Les 20 fonds européens présents sont aux premières loges pour repérer les projets prometteurs et faire leurs choix d'investissement futurs. Nous nous plaçons véritablement dans un modèle gagnant/gagnant avec la vocation d'aller plus loin. De nombreux partenariats, notamment financiers, naissent d'ailleurs à l'occasion de Biovision.

On ne distribue pas d'argent et on ne vise que la qualité, pas la quantité, donc on ne garde que les meilleurs ! La sélection en amont est la valeur ajoutée et le gage de la reconnaissance sur la scène internationale.

Peut-on faire confiance à Biovision pour identifier les jeunes pousses à suivre demain ? Des exemples du passé ?

Aujourd'hui le parcours des lauréats de Catalyzer et Investor des précédentes éditions est époustouflant, comme Gensight, Cell Novo, Geneuro, Diabeloop ou Fineheart. On voit aujourd'hui que les fonds d'investissement s'affranchissent de certains codes et font confiance aux biotechs lyonnaises, françaises et européennes.

Reste à espérer que le cru des lauréats révélé à l'issue de cette 11e édition connaisse le même succès.

De manière plus générale quelle évolution voyez-vous dans les relations entre jeunes pousses biotechs et grands groupes pharmaceutiques ?

Par le passé, beaucoup de sociétés de biotechnologies s'arrêtaient au brevet qu'elles revendaient, car elles étaient beaucoup plus frileuses. Aujourd'hui elles vont au-delà et font de la production, visent les marchés, etc. On assiste à une véritable prise de conscience de l'importance des affaires réglementaires et de la propriété intellectuelle pour amener un produit sur le marché.

On n'accompagnait pas non plus autant l'entrepreneuriat comme on le fait aujourd'hui (avec la Bpi notamment). Une jeune pousse a par ailleurs moins de contraintes qu'un grand groupe pour aller plus vite dans le développement de molécules.

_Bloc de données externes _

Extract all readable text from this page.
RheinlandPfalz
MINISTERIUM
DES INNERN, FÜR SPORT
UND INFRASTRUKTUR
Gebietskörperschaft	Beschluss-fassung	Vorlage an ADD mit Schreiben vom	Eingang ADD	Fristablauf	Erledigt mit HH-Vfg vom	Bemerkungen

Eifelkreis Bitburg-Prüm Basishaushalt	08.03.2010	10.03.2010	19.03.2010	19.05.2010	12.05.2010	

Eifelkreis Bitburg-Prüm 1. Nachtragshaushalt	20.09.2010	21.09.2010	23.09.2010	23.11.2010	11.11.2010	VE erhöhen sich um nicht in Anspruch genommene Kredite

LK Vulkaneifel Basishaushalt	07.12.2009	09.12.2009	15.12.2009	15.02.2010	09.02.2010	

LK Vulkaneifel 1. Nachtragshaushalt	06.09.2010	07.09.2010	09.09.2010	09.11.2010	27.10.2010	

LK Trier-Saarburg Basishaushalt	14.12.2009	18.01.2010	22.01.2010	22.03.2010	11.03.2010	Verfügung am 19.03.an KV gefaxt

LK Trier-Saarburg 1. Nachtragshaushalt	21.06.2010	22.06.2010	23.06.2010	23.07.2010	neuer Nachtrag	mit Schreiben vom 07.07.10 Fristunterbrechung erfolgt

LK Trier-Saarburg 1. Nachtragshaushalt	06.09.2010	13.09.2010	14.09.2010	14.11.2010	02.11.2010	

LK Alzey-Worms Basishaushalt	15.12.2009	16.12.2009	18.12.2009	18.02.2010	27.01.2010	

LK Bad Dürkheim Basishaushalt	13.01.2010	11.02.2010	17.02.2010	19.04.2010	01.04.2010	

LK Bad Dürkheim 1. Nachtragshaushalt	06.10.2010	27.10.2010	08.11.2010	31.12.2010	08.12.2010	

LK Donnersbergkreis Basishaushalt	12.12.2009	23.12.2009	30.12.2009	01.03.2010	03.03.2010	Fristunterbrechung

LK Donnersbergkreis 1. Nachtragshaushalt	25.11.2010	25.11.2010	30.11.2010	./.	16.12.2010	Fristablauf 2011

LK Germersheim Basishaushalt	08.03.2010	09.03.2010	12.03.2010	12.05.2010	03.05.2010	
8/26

Parallèlement, les grands groupes sont actuellement moins en recherche de brevets, mais cherchent davantage à investir dans les biotechs et medtechs à travers des fonds dédiés, et avec un retour sur investissement.

Leur positionnement est désormais davantage dans l'accompagnement de l'entrepreneuriat, et la propriété intellectuelle des startups françaises est mieux protégée.

Au regard des dernières importantes levées de fonds par certaines biotechs lyonnaises, françaises et européennes, peut-on imaginer un risque de "bulle" ?

Comparé à la bulle informatique, nous ne sommes pas du tout sur le même schéma ! L'essor des biotechs ne repose pas "juste" sur une nouvelle technologie, mais sur une prise en considération de tout le process, jusqu'à l'arrivée sur le marché.

La qualité de la sélection est reconnue par les fonds d'investissement grâce à toutes les structures impliquées. Le cadre qui accompagne les levées de fond des futures success stories est beaucoup mieux défini.

La levée d'argent auprès d'un fonds d'investissement est souvent un gage de sérieux, un signal, pour les autres fonds. La science progresse continuellement et très vite, et une levée de fond reflète la mise en place de procédures qui garantissent une arrivée sur le marché des biotechs et medtechs.

L'obtention de molécules ou de nouvelles technologies est effectivement bien cadrée avec toutes les règles du développement clinique.